Study design and results
Patients with skin cancer recognized as an occupational disease in the period 01/01 2000–31/12 2009 were identified in the records of The National Board of Industrial Injuries (NBII). Most cases were recognized in accordance with The List of Occupational Diseases, and only a few of the 36 recognized cases was accepted after evaluation by the Occupational Diseases committee. A total of thirty-six patients were so identified, 31 men and 5 women, with a mean age 61 years (range 44–75). During the same period 31 patients with skin cancer were notified but rejected, comprising 8 women and 23 men with a mean age of 63 years. The number of notified cases, recognized, as well as rejected, for this period is given in Fig. 1. Twenty-five patients were diagnosed with BCC and 9 persons diagnosed with SCC (32 patients with 34 recognized cases of non-melanoma skin cancer; 2 had both BCC and SCC at the same time). An additional 4 patients had their pre-malignant disease accepted as occupational, one was diagnosed with erytroplasia of Queryat and 3 with actinic keratoses. No cases of occupational malignant melanoma were recognized. Ten patients had more than one tumour, and 4 patients had > 5 tumours.
Fig. 1. Number of recognized occupational skin cancer and rejected cases during the period 01/01 2000–31/12 2009.

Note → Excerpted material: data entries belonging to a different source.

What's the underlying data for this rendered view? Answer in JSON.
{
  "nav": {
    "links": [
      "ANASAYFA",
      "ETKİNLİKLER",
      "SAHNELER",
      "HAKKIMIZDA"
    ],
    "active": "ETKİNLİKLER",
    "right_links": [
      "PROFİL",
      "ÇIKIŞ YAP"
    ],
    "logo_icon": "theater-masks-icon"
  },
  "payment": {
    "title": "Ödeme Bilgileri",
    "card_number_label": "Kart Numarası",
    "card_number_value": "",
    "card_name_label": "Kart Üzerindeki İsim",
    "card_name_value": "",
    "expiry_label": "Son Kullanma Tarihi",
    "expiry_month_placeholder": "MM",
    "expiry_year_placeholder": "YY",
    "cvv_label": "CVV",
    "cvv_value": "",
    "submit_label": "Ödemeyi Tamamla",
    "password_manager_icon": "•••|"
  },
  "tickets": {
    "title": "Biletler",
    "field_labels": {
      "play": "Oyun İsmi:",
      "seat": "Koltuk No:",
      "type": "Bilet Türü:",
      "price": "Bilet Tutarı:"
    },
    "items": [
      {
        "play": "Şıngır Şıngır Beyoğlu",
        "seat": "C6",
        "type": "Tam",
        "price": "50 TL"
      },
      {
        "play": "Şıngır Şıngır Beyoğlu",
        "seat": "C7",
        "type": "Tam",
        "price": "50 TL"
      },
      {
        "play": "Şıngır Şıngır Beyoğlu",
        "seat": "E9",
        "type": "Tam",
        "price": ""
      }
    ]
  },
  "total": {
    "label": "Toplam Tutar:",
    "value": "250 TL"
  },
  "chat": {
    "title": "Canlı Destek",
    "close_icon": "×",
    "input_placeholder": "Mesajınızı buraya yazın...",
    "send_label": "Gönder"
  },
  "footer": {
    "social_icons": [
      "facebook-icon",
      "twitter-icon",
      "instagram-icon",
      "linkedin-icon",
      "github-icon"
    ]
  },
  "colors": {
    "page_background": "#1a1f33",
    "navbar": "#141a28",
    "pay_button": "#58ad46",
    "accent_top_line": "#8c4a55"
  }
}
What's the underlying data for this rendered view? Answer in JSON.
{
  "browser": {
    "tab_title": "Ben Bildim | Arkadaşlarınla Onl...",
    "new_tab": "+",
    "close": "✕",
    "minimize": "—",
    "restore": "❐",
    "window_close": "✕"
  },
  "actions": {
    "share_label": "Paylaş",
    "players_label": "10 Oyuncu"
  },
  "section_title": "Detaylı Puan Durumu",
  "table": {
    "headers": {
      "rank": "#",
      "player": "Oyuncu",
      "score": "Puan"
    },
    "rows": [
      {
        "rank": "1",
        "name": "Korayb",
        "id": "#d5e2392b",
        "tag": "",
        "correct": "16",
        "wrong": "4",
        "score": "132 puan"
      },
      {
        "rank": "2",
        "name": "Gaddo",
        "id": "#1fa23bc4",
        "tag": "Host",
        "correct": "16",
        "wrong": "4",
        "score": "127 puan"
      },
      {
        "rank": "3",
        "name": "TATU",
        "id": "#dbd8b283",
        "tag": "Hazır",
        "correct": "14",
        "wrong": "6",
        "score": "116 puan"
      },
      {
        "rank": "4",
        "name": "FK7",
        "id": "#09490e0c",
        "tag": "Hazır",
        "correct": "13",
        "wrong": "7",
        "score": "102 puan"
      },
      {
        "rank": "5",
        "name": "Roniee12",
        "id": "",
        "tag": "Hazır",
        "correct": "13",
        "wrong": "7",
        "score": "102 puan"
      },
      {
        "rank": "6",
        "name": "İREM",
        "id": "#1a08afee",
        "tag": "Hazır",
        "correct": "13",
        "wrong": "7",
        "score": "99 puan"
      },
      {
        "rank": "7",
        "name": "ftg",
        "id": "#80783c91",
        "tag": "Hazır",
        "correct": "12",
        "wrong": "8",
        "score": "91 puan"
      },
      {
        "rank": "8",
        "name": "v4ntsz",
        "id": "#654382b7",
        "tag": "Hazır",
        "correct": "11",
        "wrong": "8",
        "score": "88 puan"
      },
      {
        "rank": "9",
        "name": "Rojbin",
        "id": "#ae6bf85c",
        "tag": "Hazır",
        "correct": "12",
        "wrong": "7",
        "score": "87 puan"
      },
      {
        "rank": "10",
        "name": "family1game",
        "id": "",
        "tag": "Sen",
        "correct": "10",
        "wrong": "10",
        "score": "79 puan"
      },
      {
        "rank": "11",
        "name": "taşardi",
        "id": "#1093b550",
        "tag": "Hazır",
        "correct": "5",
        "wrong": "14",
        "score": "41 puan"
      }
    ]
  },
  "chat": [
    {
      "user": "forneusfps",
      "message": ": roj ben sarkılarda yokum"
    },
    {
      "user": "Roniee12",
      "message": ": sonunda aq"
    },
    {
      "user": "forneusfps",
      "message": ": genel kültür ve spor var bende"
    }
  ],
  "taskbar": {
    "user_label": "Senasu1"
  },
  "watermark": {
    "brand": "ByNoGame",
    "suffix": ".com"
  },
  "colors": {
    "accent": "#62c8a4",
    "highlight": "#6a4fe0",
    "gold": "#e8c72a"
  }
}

For 24 patients (66%) the malignant or premalignant skin conditions were recognized as caused by UVR exposure. Other occupational exposures were asphalt work, welding, tar exposure and mineral oil exposure. Mean occupational sun radiation exposure was 29 years (range 5–54 years), and for other types of exposure it was 29 years (range 2 weeks–48 years). Gardeners and construction workers were the most frequent occupations of those affected. With respect to body site, the predominant location of tumours was on the face or scalp (accounting for 67% of the cases). Other body sites affected included the trunk and the hands. Three persons had tumours located on the genitals.
The incidence of skin cancer has increased in Denmark over the last 50 years, and so has the number of cases reported as being occupationally related over the last 10 years. Sun exposure is on The List of Occupational Diseases, listing exposures which can legally be accepted as leading to occupational disease in Denmark.
During a 10-year period only 36 patients with skin cancer had their disease recognized as occupational by the NBII, and this number is – although increasing – surprisingly low. For comparison, around 180,000 employees are engaged in outdoor work in Denmark (farming, gardening, forestry, fishing, raw material extraction, oil refineries and construction) (9). The presented data is the number of patients with skin cancer recognized as occupational, and how this actually relates to the real number of occupational skin cancers is unknown, since significant under-reporting of cases to the authorities may be assumed. This underreporting is a feature of other occupational skin diseases (10, 11), and it is likely much higher for skin cancer, since this group of diseases has not traditionally been looked upon as occupational.
Since the UVR exposure leading to skin cancer takes place over a long time period (in most cases several decades) differentiation between occupational exposure and recreational exposure is difficult. By reporting the present data from the NBII we want to initiate a debate on occupational skin cancer, and the current article should be viewed in this light. Given the likely underreporting, we need increased awareness among General Practitioners and dermatologists of the need to identify those cases of skin cancer that are occupationally related. We also need uniform rules, if possible across countries, as to when individual skin cancers can be considered occuptional or not.